A Lesson in Translating Archibabble

Much of the language used by globetrotting architects and academics to describe their projects and concepts is indecipherable to those not up to speed on biomorphology or french philosophy. BD offers a helpful guide for speaking architect.

"There is an apocryphal story, popular among architectural students, that upon leaving a Rem Koolhaas lecture, an attendee was asked by a colleague what the lecture had been about. 'I have absolutely no idea,' they replied. 'Either I’m stupid, or that guy’s a genius.'"

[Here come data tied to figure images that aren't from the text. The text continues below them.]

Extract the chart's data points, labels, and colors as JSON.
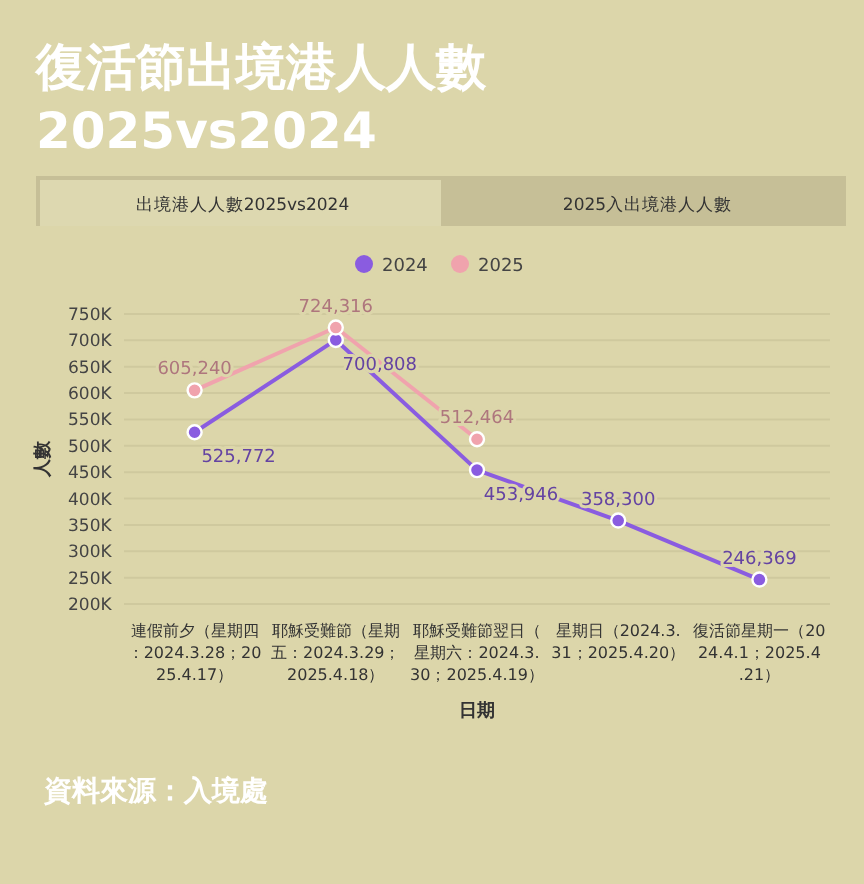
{
  "chart_data": {
    "type": "line",
    "title": "復活節出境港人人數\n2025vs2024",
    "xlabel": "日期",
    "ylabel": "人數",
    "categories": [
      "連假前夕（星期四：2024.3.28；2025.4.17）",
      "耶穌受難節（星期五：2024.3.29；2025.4.18）",
      "耶穌受難節翌日（星期六：2024.3.30；2025.4.19）",
      "星期日（2024.3.31；2025.4.20）",
      "復活節星期一（2024.4.1；2025.4.21）"
    ],
    "series": [
      {
        "name": "2024",
        "color": "#8a5ce0",
        "values": [
          525772,
          700808,
          453946,
          358300,
          246369
        ],
        "value_labels": [
          "525,772",
          "700,808",
          "453,946",
          "358,300",
          "246,369"
        ]
      },
      {
        "name": "2025",
        "color": "#f0a3ad",
        "values": [
          605240,
          724316,
          512464,
          null,
          null
        ],
        "value_labels": [
          "605,240",
          "724,316",
          "512,464",
          null,
          null
        ]
      }
    ],
    "ylim": [
      200000,
      750000
    ],
    "yticks": [
      {
        "value": 200000,
        "label": "200K"
      },
      {
        "value": 250000,
        "label": "250K"
      },
      {
        "value": 300000,
        "label": "300K"
      },
      {
        "value": 350000,
        "label": "350K"
      },
      {
        "value": 400000,
        "label": "400K"
      },
      {
        "value": 450000,
        "label": "450K"
      },
      {
        "value": 500000,
        "label": "500K"
      },
      {
        "value": 550000,
        "label": "550K"
      },
      {
        "value": 600000,
        "label": "600K"
      },
      {
        "value": 650000,
        "label": "650K"
      },
      {
        "value": 700000,
        "label": "700K"
      },
      {
        "value": 750000,
        "label": "750K"
      }
    ],
    "grid": "y",
    "legend": "top",
    "marker": "circle",
    "line_style": "solid",
    "annotations": [
      "出境港人人數2025vs2024",
      "2025入出境港人人數",
      "資料來源：入境處"
    ]
  }
}
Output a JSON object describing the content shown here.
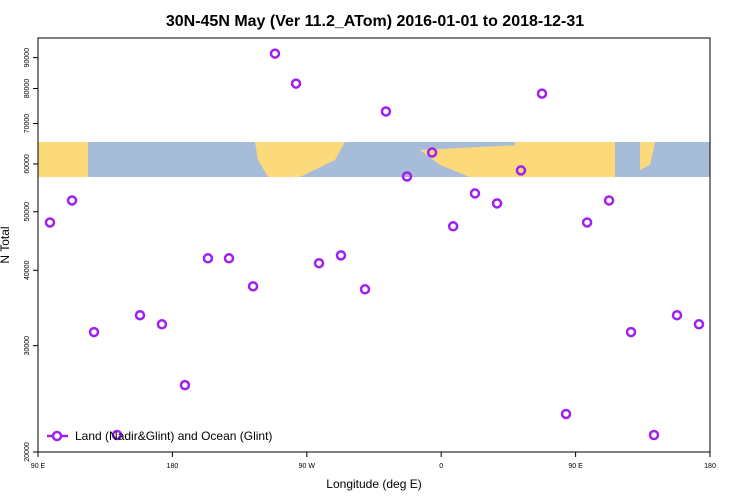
{
  "chart_data": {
    "type": "scatter",
    "title": "30N-45N May (Ver 11.2_ATom)   2016-01-01 to 2018-12-31",
    "x_label": "Longitude (deg E)",
    "y_label": "N Total",
    "xlim": [
      90,
      540
    ],
    "ylim": [
      20000,
      97000
    ],
    "ylog": true,
    "xticks": [
      {
        "value": 90,
        "label": "90 E"
      },
      {
        "value": 180,
        "label": "180"
      },
      {
        "value": 270,
        "label": "90 W"
      },
      {
        "value": 360,
        "label": "0"
      },
      {
        "value": 450,
        "label": "90 E"
      },
      {
        "value": 540,
        "label": "180"
      }
    ],
    "yticks": [
      20000,
      30000,
      40000,
      50000,
      60000,
      70000,
      80000,
      90000
    ],
    "legend": "bottom-left",
    "series": [
      {
        "name": "Land (Nadir&Glint) and Ocean (Glint)",
        "color": "#a020f0",
        "x": [
          98,
          112.8,
          127.5,
          142.9,
          158.3,
          173,
          188.4,
          203.8,
          217.9,
          234,
          248.7,
          262.8,
          278.2,
          292.9,
          309,
          323,
          337.1,
          353.9,
          368,
          382.6,
          397.4,
          413.4,
          427.5,
          443.6,
          457.7,
          472.4,
          487.1,
          502.5,
          517.9,
          532.6
        ],
        "values": [
          48000,
          52200,
          31600,
          21340,
          33700,
          32550,
          25810,
          41870,
          41870,
          37620,
          91400,
          81520,
          41090,
          42340,
          37200,
          73300,
          57200,
          62670,
          47300,
          53620,
          51620,
          58540,
          78460,
          23120,
          48000,
          52200,
          31600,
          21340,
          33700,
          32550
        ]
      }
    ]
  }
}
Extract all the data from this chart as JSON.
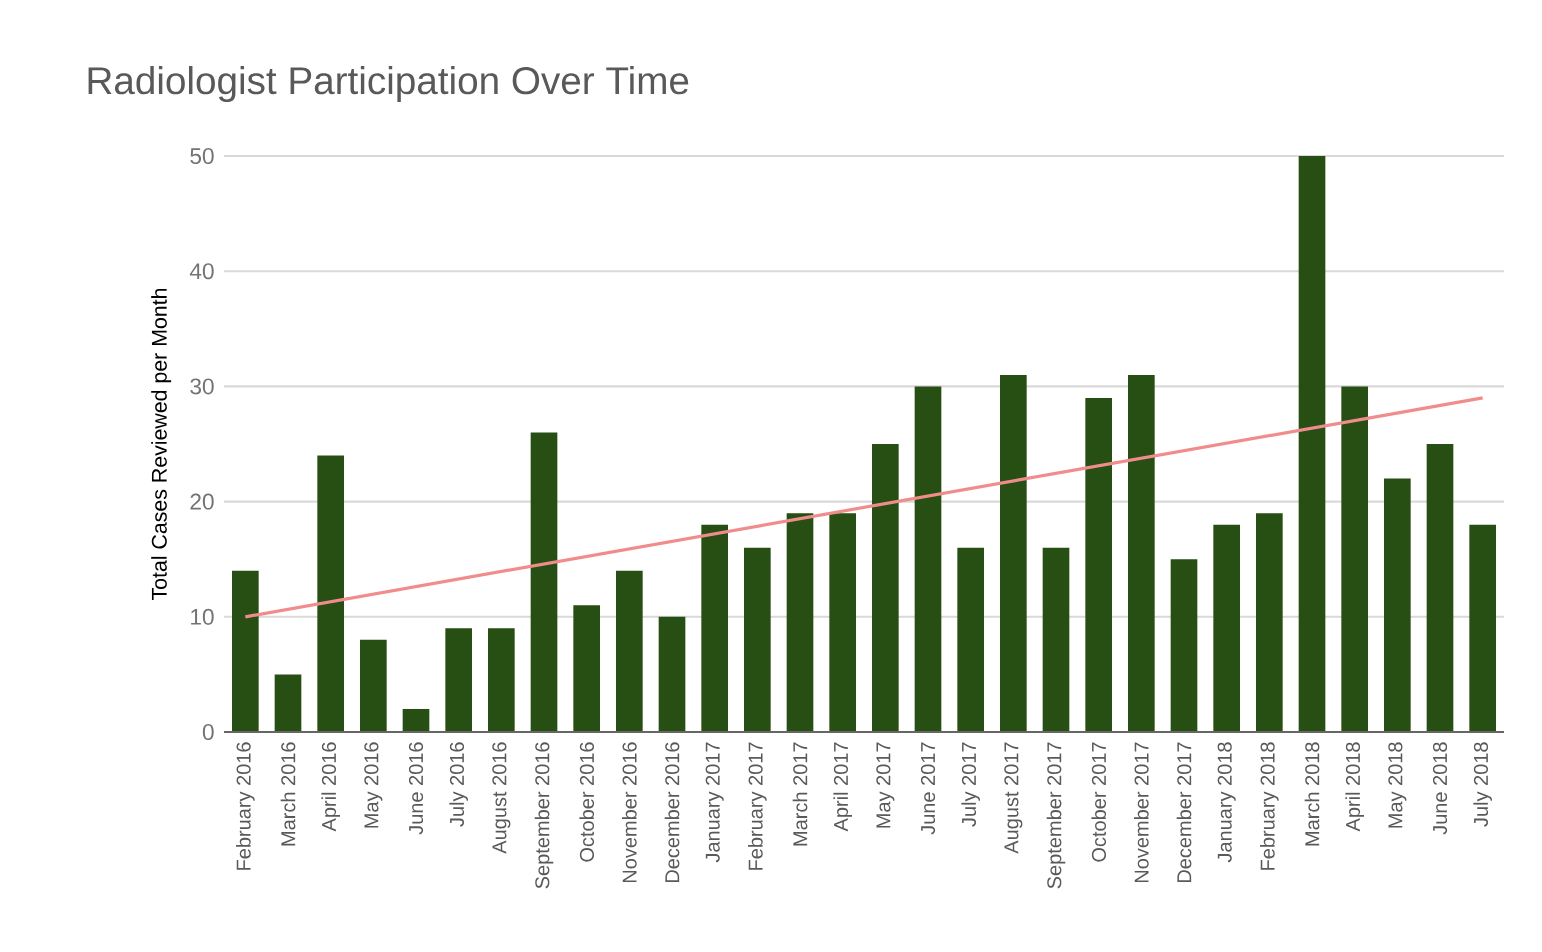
{
  "chart_data": {
    "type": "bar",
    "title": "Radiologist Participation Over Time",
    "ylabel": "Total Cases Reviewed per Month",
    "categories": [
      "February 2016",
      "March 2016",
      "April 2016",
      "May 2016",
      "June 2016",
      "July 2016",
      "August 2016",
      "September 2016",
      "October 2016",
      "November 2016",
      "December 2016",
      "January 2017",
      "February 2017",
      "March 2017",
      "April 2017",
      "May 2017",
      "June 2017",
      "July 2017",
      "August 2017",
      "September 2017",
      "October 2017",
      "November 2017",
      "December 2017",
      "January 2018",
      "February 2018",
      "March 2018",
      "April 2018",
      "May 2018",
      "June 2018",
      "July 2018"
    ],
    "series": [
      {
        "color": "#274e13",
        "values": [
          14,
          5,
          24,
          8,
          2,
          9,
          9,
          26,
          11,
          14,
          10,
          18,
          16,
          19,
          19,
          25,
          30,
          16,
          31,
          16,
          29,
          31,
          15,
          18,
          19,
          50,
          30,
          22,
          25,
          18
        ]
      },
      {
        "type": "line",
        "color": "#f08c8c",
        "x": [
          "February 2016",
          "July 2018"
        ],
        "values": [
          10,
          29
        ]
      }
    ],
    "ylim": [
      0,
      50
    ],
    "yticks": [
      0,
      10,
      20,
      30,
      40,
      50
    ],
    "grid": "y"
  }
}
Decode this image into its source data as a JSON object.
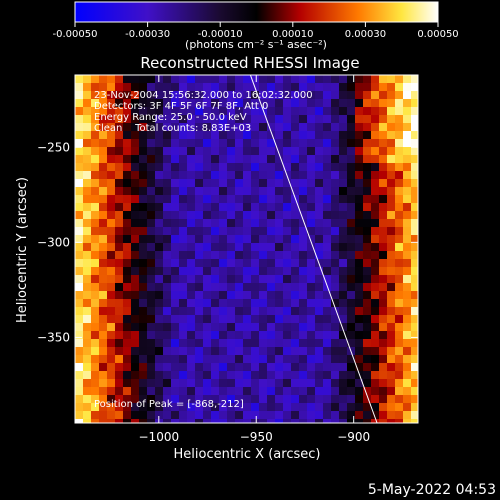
{
  "colorbar": {
    "tick_labels": [
      "-0.00050",
      "-0.00030",
      "-0.00010",
      "0.00010",
      "0.00030",
      "0.00050"
    ],
    "tick_values": [
      -0.0005,
      -0.0003,
      -0.0001,
      0.0001,
      0.0003,
      0.0005
    ],
    "range": [
      -0.0005,
      0.0005
    ],
    "unit_label": "(photons cm⁻² s⁻¹ asec⁻²)",
    "colors": [
      "#0000ff",
      "#5a1ab4",
      "#000000",
      "#b40000",
      "#ff7a00",
      "#ffe640",
      "#ffffff"
    ]
  },
  "plot": {
    "title": "Reconstructed RHESSI Image",
    "annotation_lines": [
      "23-Nov-2004 15:56:32.000 to 16:02:32.000",
      "Detectors: 3F 4F 5F 6F 7F 8F, Att 0",
      "Energy Range: 25.0 - 50.0 keV",
      "Clean    Total counts: 8.83E+03"
    ],
    "peak_text": "Position of Peak = [-868,-212]"
  },
  "footer": {
    "date": "5-May-2022 04:53"
  },
  "chart_data": {
    "type": "heatmap",
    "title": "Reconstructed RHESSI Image",
    "xlabel": "Heliocentric X (arcsec)",
    "ylabel": "Heliocentric Y (arcsec)",
    "xlim": [
      -1043,
      -867
    ],
    "ylim": [
      -395,
      -212
    ],
    "x_ticks": [
      -1000,
      -950,
      -900
    ],
    "x_tick_labels": [
      "−1000",
      "−950",
      "−900"
    ],
    "y_ticks": [
      -250,
      -300,
      -350
    ],
    "y_tick_labels": [
      "−250",
      "−300",
      "−350"
    ],
    "peak_position": [
      -868,
      -212
    ],
    "limb_line": [
      [
        -953,
        -212
      ],
      [
        -888,
        -395
      ]
    ],
    "value_unit": "photons cm^-2 s^-1 asec^-2",
    "value_range": [
      -0.0005,
      0.0005
    ],
    "grid": false
  }
}
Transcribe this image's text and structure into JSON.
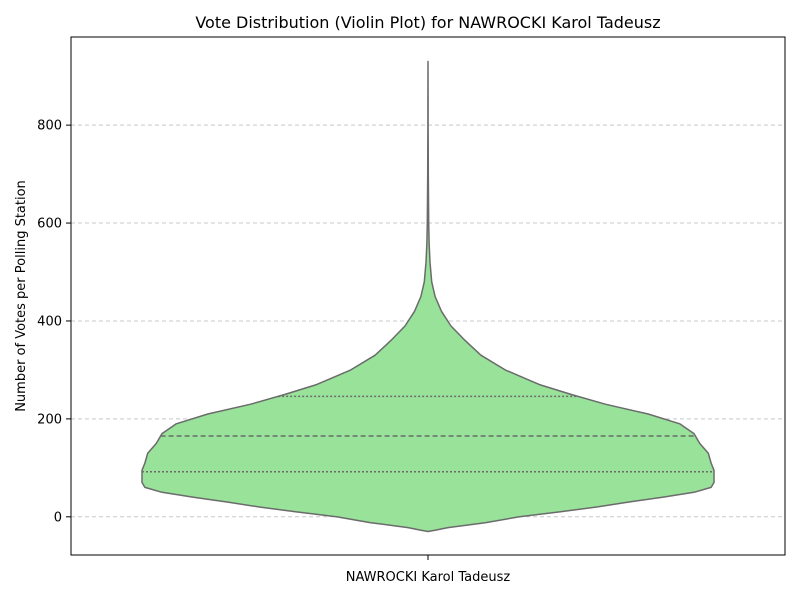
{
  "chart_data": {
    "type": "violin",
    "title": "Vote Distribution (Violin Plot) for NAWROCKI Karol Tadeusz",
    "xlabel": "",
    "ylabel": "Number of Votes per Polling Station",
    "categories": [
      "NAWROCKI Karol Tadeusz"
    ],
    "ylim": [
      -78,
      980
    ],
    "yticks": [
      0,
      200,
      400,
      600,
      800
    ],
    "grid": "y-dashed",
    "series": [
      {
        "category": "NAWROCKI Karol Tadeusz",
        "color": "#98e29a",
        "edge_color": "#6b6b6b",
        "quartiles": {
          "q1": 92,
          "median": 165,
          "q3": 246
        },
        "density_profile": [
          {
            "y": -30,
            "w": 0.0
          },
          {
            "y": -28,
            "w": 0.02
          },
          {
            "y": -22,
            "w": 0.07
          },
          {
            "y": -12,
            "w": 0.2
          },
          {
            "y": 0,
            "w": 0.32
          },
          {
            "y": 10,
            "w": 0.46
          },
          {
            "y": 20,
            "w": 0.59
          },
          {
            "y": 30,
            "w": 0.7
          },
          {
            "y": 40,
            "w": 0.82
          },
          {
            "y": 50,
            "w": 0.93
          },
          {
            "y": 60,
            "w": 0.99
          },
          {
            "y": 70,
            "w": 1.0
          },
          {
            "y": 80,
            "w": 1.0
          },
          {
            "y": 95,
            "w": 1.0
          },
          {
            "y": 110,
            "w": 0.99
          },
          {
            "y": 130,
            "w": 0.98
          },
          {
            "y": 150,
            "w": 0.95
          },
          {
            "y": 170,
            "w": 0.93
          },
          {
            "y": 190,
            "w": 0.88
          },
          {
            "y": 210,
            "w": 0.77
          },
          {
            "y": 230,
            "w": 0.62
          },
          {
            "y": 250,
            "w": 0.5
          },
          {
            "y": 270,
            "w": 0.39
          },
          {
            "y": 300,
            "w": 0.27
          },
          {
            "y": 330,
            "w": 0.185
          },
          {
            "y": 360,
            "w": 0.13
          },
          {
            "y": 390,
            "w": 0.08
          },
          {
            "y": 420,
            "w": 0.047
          },
          {
            "y": 450,
            "w": 0.025
          },
          {
            "y": 480,
            "w": 0.013
          },
          {
            "y": 520,
            "w": 0.007
          },
          {
            "y": 560,
            "w": 0.004
          },
          {
            "y": 600,
            "w": 0.0025
          },
          {
            "y": 650,
            "w": 0.0018
          },
          {
            "y": 700,
            "w": 0.0012
          },
          {
            "y": 760,
            "w": 0.0007
          },
          {
            "y": 800,
            "w": 0.0004
          },
          {
            "y": 850,
            "w": 0.0002
          },
          {
            "y": 930,
            "w": 0.0
          }
        ]
      }
    ]
  }
}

"This anecdote indicates a prevailing perception that much of the language that architects use is utterly unintelligible to the uninitiated layperson and even, as the story illustrates, to many in our own profession," explains Ike Ijeh. "But as it’s Christmas, Building has decided to celebrate rather than mourn this fact and has compiled some of the more entertaining examples of architectural linguistic contortionism for your delectation."

Ijeh and Lee Monks attempt to translate the archibabble of Jean Nouvel, Bernard Tschumi, Zaha Hadid and others. 

Monks, of the Plain English Campaign, ends with this appeal: "So, going forward … we need to go backwards. We need to stop showing off. Language is bigger than us, and communication - not self-promotion - is what it should be for."